Monday, May. 31, 1937

M-Day Conclusions

ARMY & NAVY

The General Headquarters Air Force of the U. S. Army is known as the M-Day (Mobilization Day) force. Its men and equipment are supposed to be ready to take the air at a moment's notice, concentrate at any point in the U. S. to fight off attackers. Regarded as the most important development since the War in the modernization of U. S. military forces, it is divided into Eastern, East Central and Western Wings, operating from bases at Langley Field, Va., Barksdale Field, La. and Hamilton Field, Calif. Under President Roosevelt's strong national defense program it has grown rapidly in size and importance since its organization in 1935. At present its fighting strength consists of 430 officers, 2,500 men and 350 of the Army's 1,364 airplanes.

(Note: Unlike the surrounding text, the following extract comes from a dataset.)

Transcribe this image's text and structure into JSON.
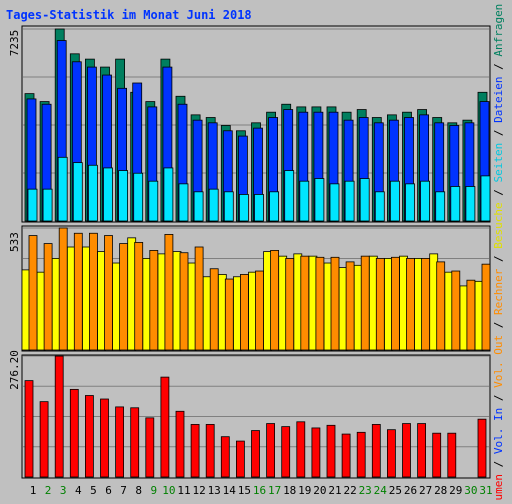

Three weeks ago M-Day's three wings concentrated in California. There, divided into two warlike combat groups, it played a new kind of war game. Day & night it attacked and defended an imaginary Los Angeles that had been drawn to scale on the desert sands of Muroc Dry Salt Lake (TIME, May 24). Last week when the battle of Los Angeles ended, M-Day's commander, Major General Frank Maxwell Andrews, sat down with his staff to write a confidential report to the War Department of the conclusions his new game had produced. But before he sat down, the handsome, grey-haired commander assured the press that his new game had proved a point that is standard with every fighting service in all countries. Said M-Day's Andrews: "Six of the nation's nine Air Force groups had to be decimated to increase the other three to war-time strength for maneuvers. If the United States were attacked today on two different fronts, we couldn't defend both of them. We'd have to make a choice. We lack flyers and flying machines . . . inland air bases and a good deal of equipment."